Patten attacks government HE policy
Chris Patten accused government ministers of waging "cheap" political campaigns against Britain's top universities as he was installed as Chancellor of Oxford University yesterday. Mr Patten said that the government was demanding the right to interfere ever more deeply in universities' affairs while failing in its obligation to fund higher education adequately. He said the government was wrong to attack leading universities for failing to broaden access to poor students. The problem had arisen because of the "spectacular failure" of state secondary education in the past 30 years to raise standards so that more students could compete for places.
(THES, Times, Financial Times)
Tories promise to scrap 50% student target
The Tories promised yesterday to abandon the government's target of encouraging 50 per cent of young people to go to university and to scrap the office of access regulator. They condemned tuition fees as a tax on learning that would deter poorer students.
Think-tank endorses top-up fee reforms
Lower income families in England would benefit more from the government's proposals to introduce top-up fees than they would from Conservative plans to scrap tuition charges altogether, a report by the Institute of Fiscal Studies independent found yesterday.

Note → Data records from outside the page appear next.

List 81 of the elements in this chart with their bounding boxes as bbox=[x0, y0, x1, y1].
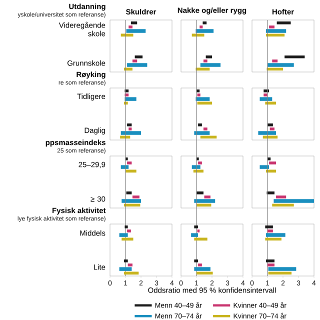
bar bbox=[127, 230, 131, 232]
bar bbox=[203, 60, 208, 62]
bar bbox=[266, 259, 274, 262]
bar bbox=[132, 60, 138, 62]
bar bbox=[197, 94, 200, 96]
bar bbox=[130, 21, 138, 24]
bar bbox=[126, 29, 146, 33]
bar bbox=[194, 259, 198, 262]
bar bbox=[196, 97, 210, 101]
bar bbox=[122, 199, 141, 203]
bar bbox=[265, 238, 282, 241]
bar bbox=[196, 272, 213, 275]
bar bbox=[192, 34, 204, 37]
bar bbox=[266, 170, 276, 173]
bar bbox=[120, 136, 130, 139]
bar bbox=[198, 264, 202, 266]
bar bbox=[268, 272, 292, 275]
bar bbox=[266, 68, 284, 71]
bar bbox=[196, 204, 212, 207]
bar bbox=[119, 267, 132, 271]
bar bbox=[128, 128, 132, 130]
bar bbox=[269, 162, 276, 164]
bar bbox=[268, 230, 273, 232]
bar bbox=[124, 225, 128, 228]
bar bbox=[124, 259, 128, 262]
bar bbox=[260, 97, 272, 101]
bar bbox=[120, 34, 134, 37]
bar bbox=[265, 225, 273, 228]
bar bbox=[197, 102, 212, 105]
bar bbox=[126, 170, 136, 173]
bar bbox=[191, 233, 198, 237]
bar bbox=[272, 204, 294, 207]
bar bbox=[194, 199, 216, 203]
bar bbox=[198, 162, 202, 164]
bar bbox=[134, 55, 143, 58]
bar bbox=[196, 191, 204, 194]
bar bbox=[268, 264, 274, 266]
bar bbox=[196, 68, 210, 71]
bar bbox=[269, 26, 274, 28]
bar bbox=[127, 162, 132, 164]
bar bbox=[206, 55, 212, 58]
bar bbox=[202, 21, 207, 24]
bar bbox=[276, 196, 286, 198]
bar bbox=[266, 233, 286, 237]
bar bbox=[194, 238, 208, 241]
bar bbox=[194, 267, 210, 271]
bar bbox=[122, 238, 134, 241]
bar bbox=[127, 123, 132, 126]
bar bbox=[119, 233, 128, 237]
bar bbox=[265, 102, 276, 105]
bar bbox=[268, 63, 294, 67]
bar bbox=[128, 264, 132, 266]
bar bbox=[124, 97, 136, 101]
bar bbox=[203, 128, 208, 130]
bar bbox=[127, 63, 148, 67]
bar bbox=[262, 136, 278, 139]
bar bbox=[204, 196, 210, 198]
bar bbox=[266, 29, 286, 33]
bar bbox=[276, 21, 291, 24]
bar bbox=[284, 55, 305, 58]
bar bbox=[266, 34, 285, 37]
bar bbox=[126, 191, 132, 194]
bar bbox=[270, 128, 274, 130]
bar bbox=[274, 199, 314, 203]
bar bbox=[200, 63, 221, 67]
bar bbox=[132, 196, 140, 198]
bar bbox=[124, 204, 140, 207]
bar bbox=[124, 272, 139, 275]
bar bbox=[268, 267, 296, 271]
bar bbox=[258, 131, 276, 135]
bar bbox=[198, 123, 202, 126]
bar bbox=[120, 131, 141, 135]
bar bbox=[196, 29, 214, 33]
bar bbox=[128, 26, 132, 28]
bar bbox=[194, 225, 198, 228]
bar bbox=[200, 26, 203, 28]
bar bbox=[193, 170, 204, 173]
bar bbox=[200, 136, 217, 139]
bar bbox=[268, 123, 273, 126]
bar bbox=[194, 131, 210, 135]
bar bbox=[272, 60, 278, 62]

Scientists accuse Meacher of twisting GM evidence
Michael Meacher, who was dismissed as environment minister in the recent cabinet reshuffle, severely distorted the facts about genetically modified food to make partisan attacks on the government's biotechnology policy, Lord May of Oxford, president of the Royal Society said yesterday. Mr Meacher's office said he had no plans to respond to the criticisms. They came as he was appointed chairman of Catalyst, a left-wing think-tank that has been critical of the government.

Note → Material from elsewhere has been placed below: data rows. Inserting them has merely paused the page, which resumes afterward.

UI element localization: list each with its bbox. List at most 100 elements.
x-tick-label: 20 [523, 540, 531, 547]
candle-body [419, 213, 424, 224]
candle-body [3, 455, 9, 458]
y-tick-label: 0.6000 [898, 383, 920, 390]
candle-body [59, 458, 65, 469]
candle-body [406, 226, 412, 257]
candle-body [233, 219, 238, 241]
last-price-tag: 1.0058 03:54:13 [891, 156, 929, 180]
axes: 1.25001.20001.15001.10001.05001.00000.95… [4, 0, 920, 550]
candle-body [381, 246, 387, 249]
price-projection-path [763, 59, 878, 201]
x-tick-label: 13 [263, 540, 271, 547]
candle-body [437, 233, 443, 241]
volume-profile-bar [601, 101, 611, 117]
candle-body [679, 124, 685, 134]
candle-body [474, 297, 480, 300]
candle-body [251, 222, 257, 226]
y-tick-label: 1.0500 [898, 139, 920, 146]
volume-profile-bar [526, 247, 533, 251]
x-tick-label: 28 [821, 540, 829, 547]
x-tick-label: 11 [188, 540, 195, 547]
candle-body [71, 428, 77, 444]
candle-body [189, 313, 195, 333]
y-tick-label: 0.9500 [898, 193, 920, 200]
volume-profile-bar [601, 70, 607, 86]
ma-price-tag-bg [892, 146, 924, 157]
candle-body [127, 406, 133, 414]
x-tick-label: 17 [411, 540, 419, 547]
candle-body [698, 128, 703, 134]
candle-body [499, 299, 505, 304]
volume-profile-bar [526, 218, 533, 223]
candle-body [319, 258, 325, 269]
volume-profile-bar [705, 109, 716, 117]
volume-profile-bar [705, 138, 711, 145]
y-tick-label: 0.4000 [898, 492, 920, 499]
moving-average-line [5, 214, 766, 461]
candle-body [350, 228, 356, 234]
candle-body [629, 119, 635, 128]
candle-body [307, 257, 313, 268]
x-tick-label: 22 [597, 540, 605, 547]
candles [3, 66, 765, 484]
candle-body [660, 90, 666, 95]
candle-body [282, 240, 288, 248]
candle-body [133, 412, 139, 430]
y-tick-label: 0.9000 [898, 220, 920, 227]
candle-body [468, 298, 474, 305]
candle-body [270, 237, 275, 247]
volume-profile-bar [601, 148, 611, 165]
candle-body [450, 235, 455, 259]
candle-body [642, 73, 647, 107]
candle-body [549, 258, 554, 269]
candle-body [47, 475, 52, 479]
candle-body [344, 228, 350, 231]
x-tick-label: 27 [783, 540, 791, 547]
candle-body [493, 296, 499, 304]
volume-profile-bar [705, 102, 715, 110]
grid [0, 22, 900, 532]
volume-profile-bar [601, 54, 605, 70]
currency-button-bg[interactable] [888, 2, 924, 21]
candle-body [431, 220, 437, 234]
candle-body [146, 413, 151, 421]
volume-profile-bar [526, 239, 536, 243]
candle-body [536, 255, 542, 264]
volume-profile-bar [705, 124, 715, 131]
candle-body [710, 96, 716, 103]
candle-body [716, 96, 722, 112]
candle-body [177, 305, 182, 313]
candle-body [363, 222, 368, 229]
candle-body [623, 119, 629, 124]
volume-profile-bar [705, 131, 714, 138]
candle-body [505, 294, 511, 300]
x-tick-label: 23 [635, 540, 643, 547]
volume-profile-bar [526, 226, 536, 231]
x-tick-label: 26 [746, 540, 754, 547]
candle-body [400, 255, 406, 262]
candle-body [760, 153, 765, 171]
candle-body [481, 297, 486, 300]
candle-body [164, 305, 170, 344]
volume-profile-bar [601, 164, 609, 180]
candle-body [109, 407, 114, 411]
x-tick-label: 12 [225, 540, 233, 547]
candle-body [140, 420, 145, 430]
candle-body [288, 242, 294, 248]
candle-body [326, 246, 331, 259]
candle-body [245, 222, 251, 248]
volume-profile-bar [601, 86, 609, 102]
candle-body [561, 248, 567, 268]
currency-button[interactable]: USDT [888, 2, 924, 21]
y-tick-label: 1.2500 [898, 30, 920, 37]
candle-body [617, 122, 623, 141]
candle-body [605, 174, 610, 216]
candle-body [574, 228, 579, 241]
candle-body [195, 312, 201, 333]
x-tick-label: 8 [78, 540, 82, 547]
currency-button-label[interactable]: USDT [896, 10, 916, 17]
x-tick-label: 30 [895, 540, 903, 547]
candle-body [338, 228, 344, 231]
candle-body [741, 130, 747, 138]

History of symmetry wins science book prize
The £10,000 Aventis science book prize has been won by a British professor who has devoted his career to investigating the skew-whiff side of life, the universe and everything. The prize was awarded last night to University College London professor Chris McManus, author of Right Hand, Left Hand.
(Daily Telegraph, Independent)
Scientists get wind of a flatulence-free bean
Hard on the heels of the decaffeinated coffee bush and the less-allergenic peanut, food scientists have begun work on the flatulence-free bean. A natural treatment can remove 95 per cent of the fart-triggering compounds in Phaseolus vulgaris - also known as the french bean, haricot, kidney bean or frijol - it is reported today in the Journal of Science of Food and Agriculture.
Cocaine found on nearly all euro notes
Almost all euro bank notes have traces of cocaine, according to a study by German scientists. 700 euro notes from across the euro zone were studied between January 2002 - the month the notes were launched - and last August. Three per cent were found to be contaminated with an average of 0.4 microgrammes of cocaine particles, just days after the euro's launch. This figure soared to 90 per cent in seven months. The most highly contaminated notes originated from Spain.